There are many misconceptions about the world of contract job placements, including that it’s filled with young, insecure people doing it because they can’t find full-time work. The prevalence of contract work began to grow in the 1980s primarily due to businesses preferring a more flexible workforce. But that’s changed. C-level managers increasingly view temporary placements as a viable personal career choice.
“There is a huge amount of reward – you can actually deliver an outcome,” says Hill. “A lot of the work I do is of a transformation nature – when a company isn’t working well, or when it’s all over the place. And you look back at the end at what you have achieved. So there is a lot of personal satisfaction.”
Hill speaks happily of the wider range of challenges he faces as an interim, and the wider variety of assignments. He can focus on what he does best, without sitting through the periods where his skills aren’t as necessary for an organisation.
There are aspects of more permanent roles he’s happy to leave behind.
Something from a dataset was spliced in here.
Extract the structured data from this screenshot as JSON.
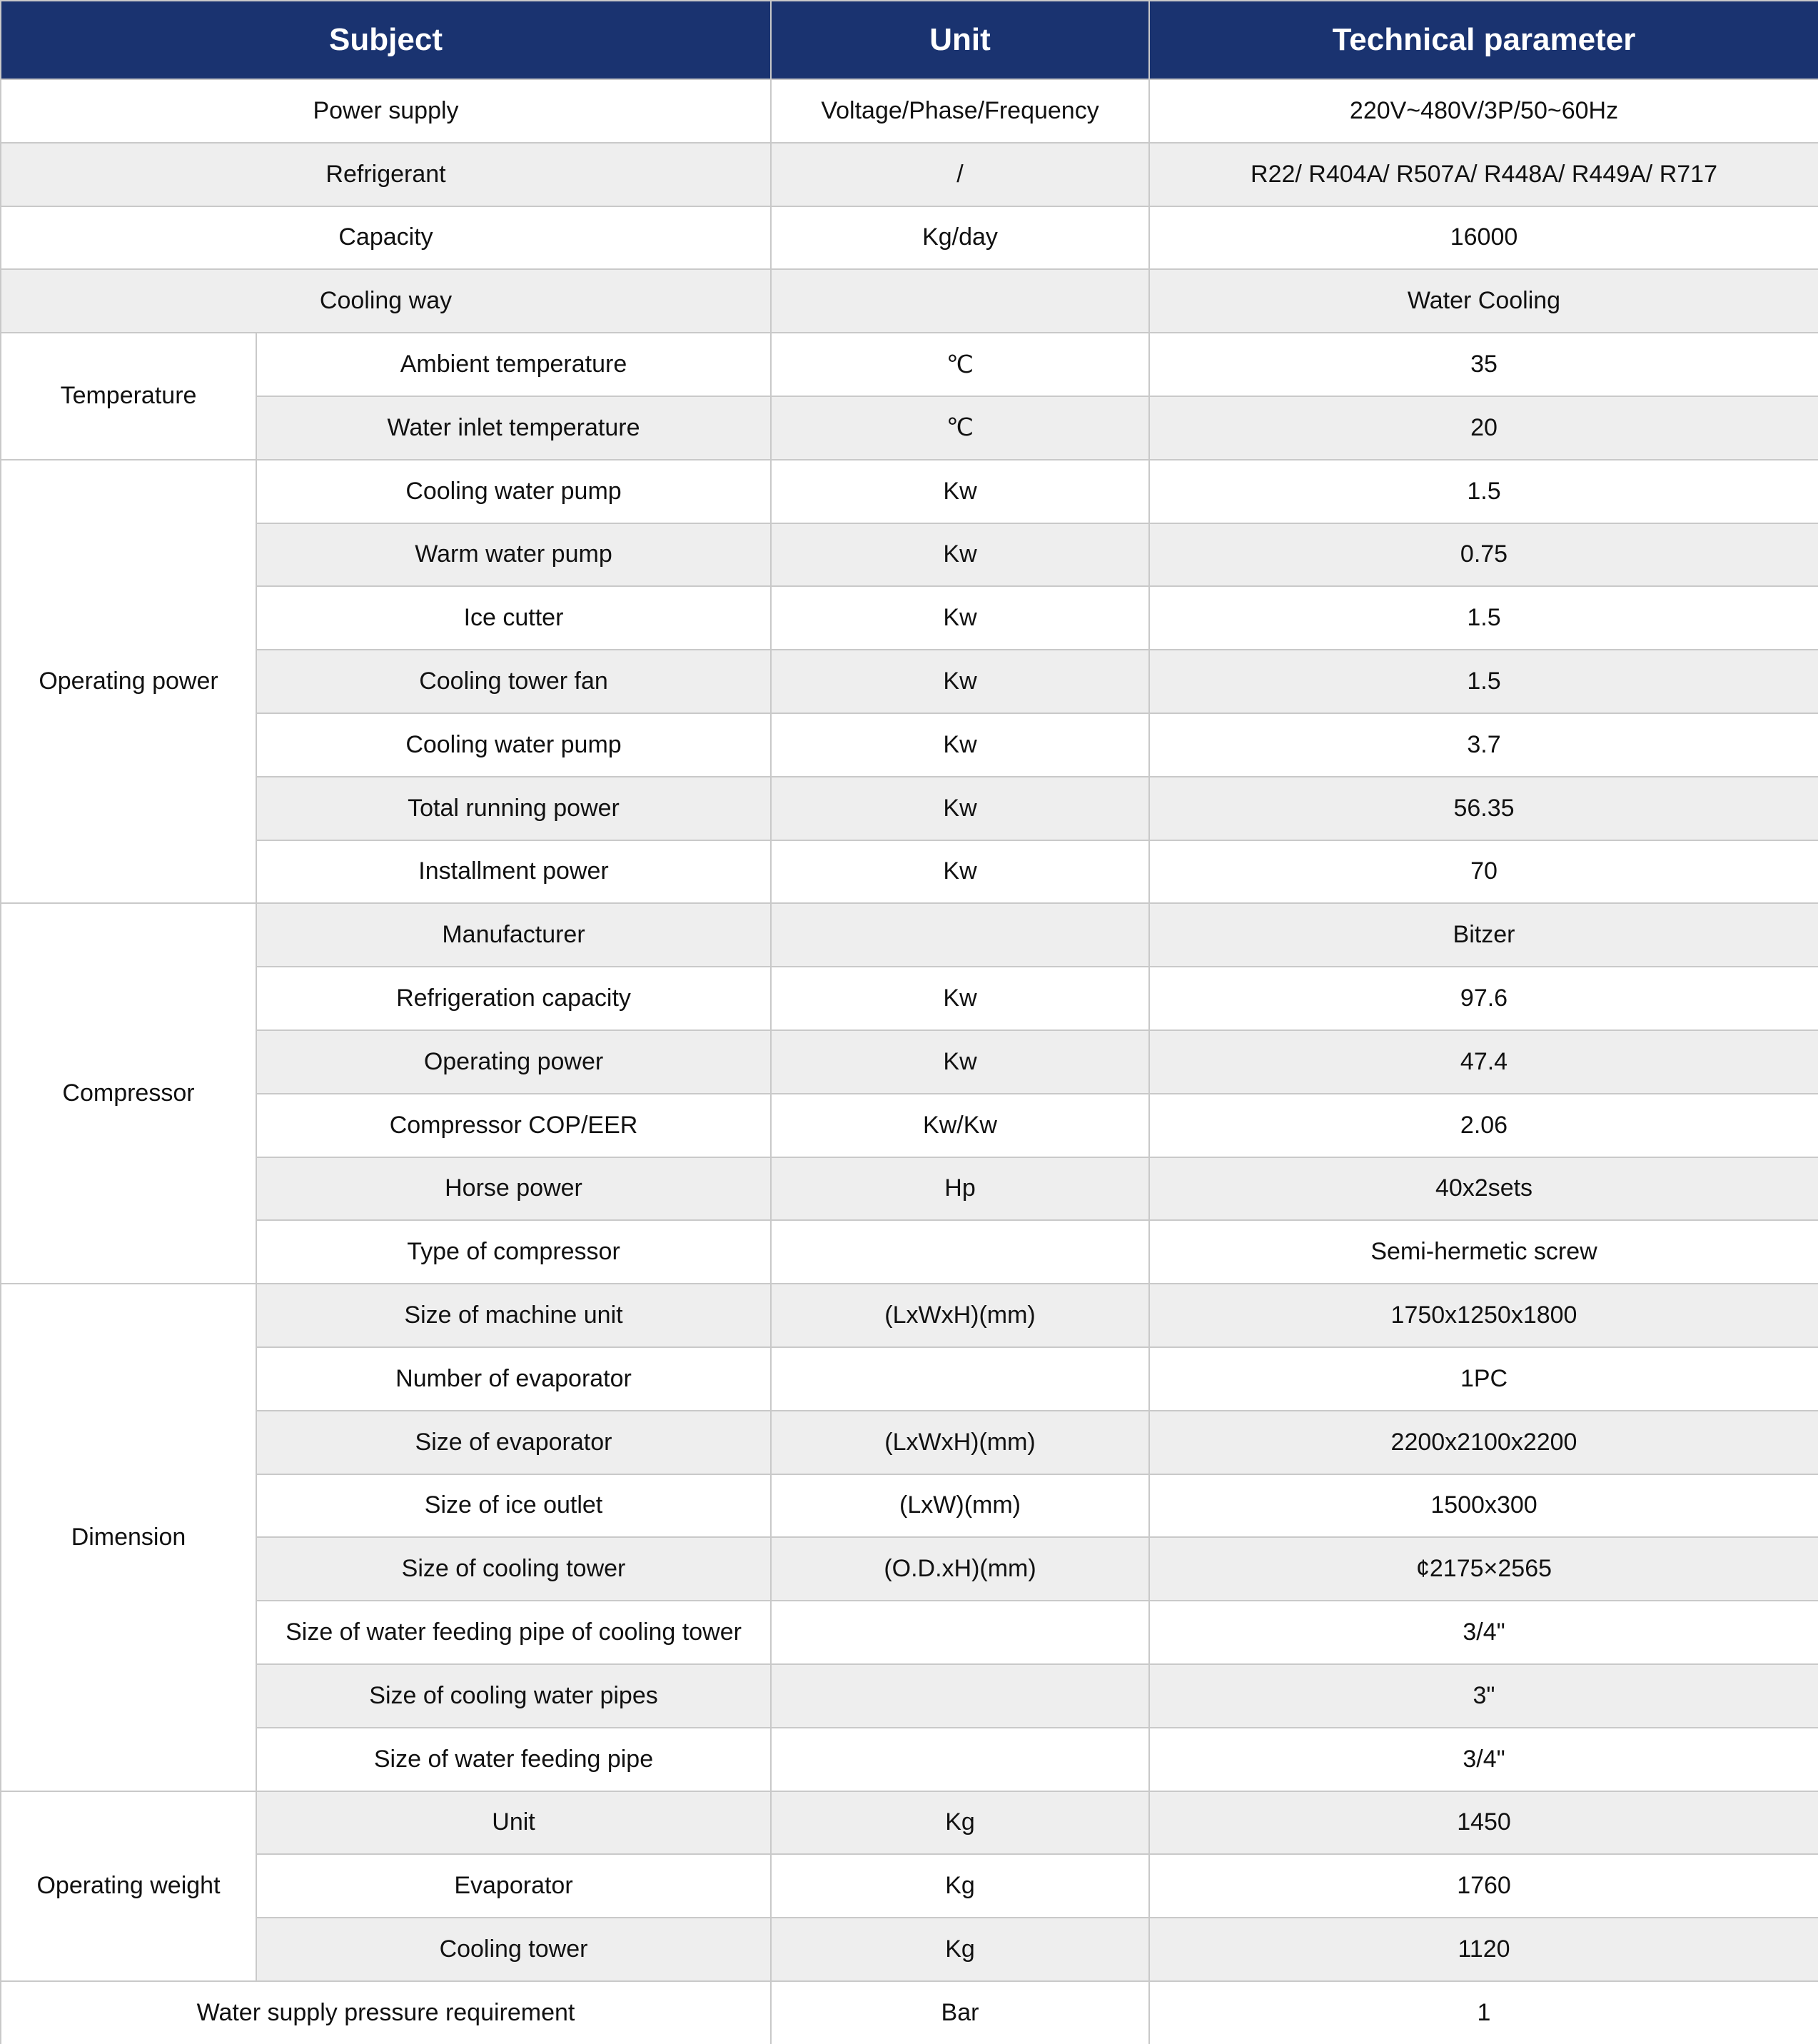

“What makes this really attractive to me is that you do not get into that organisational bureaucracy or politics,” he said. “There is a lot of work required in selling change, selling outcomes, working on different concepts, which at the end of the day is about organisational politics and manoeuvring. That’s not something I find attractive.”
Not everyone loves interims
But there are difficulties. For one, not everyone welcomes interims.
“One of the frequent challenges is the view that you’re not accountable or committed,” he says, a view he rejects.
Another challenge is loneliness. It’s difficult to build strong work relations when you’re constantly moving around, even if you specialise – as Hill does – in 12 or 18-month placements. Sometimes, others in the organisation are reluctant to get close, especially when an interim is doing change management work.
“The whole thing about bringing people with you can be quite hard,” said Hill. “At the end of the day it does require a level of determination and fortitude… You really are just slogging away on this. It might be two or three months of gritty work. Some assignments are just really hard.”
Interim executives also share the same uncertainty that other temps do about their future work prospects.
“The obvious [difficulty] is about continuity of work. It is a bit of a rollercoaster for someone like me, essentially working for myself, even though I’m very well networked with people in complementary areas.
“When you’re busy it’s great, but essentially you need to be constantly marketing your services.”
“For example, I’ve been successful, but I did hit a point when the GFC hit where about for a six-month period there was no work to be had in any sort of interim or consulting role. Fortunately, I keep my overheads down very, very low.”
Challenges notwithstanding, Hill insists his line of work is rewarding. But he’s not wed to it.
Asked if he’d consider a permanent role, he responds: “I guess for me, personally, it really depends. If there was the right opportunity [I’d] certainly consider it.”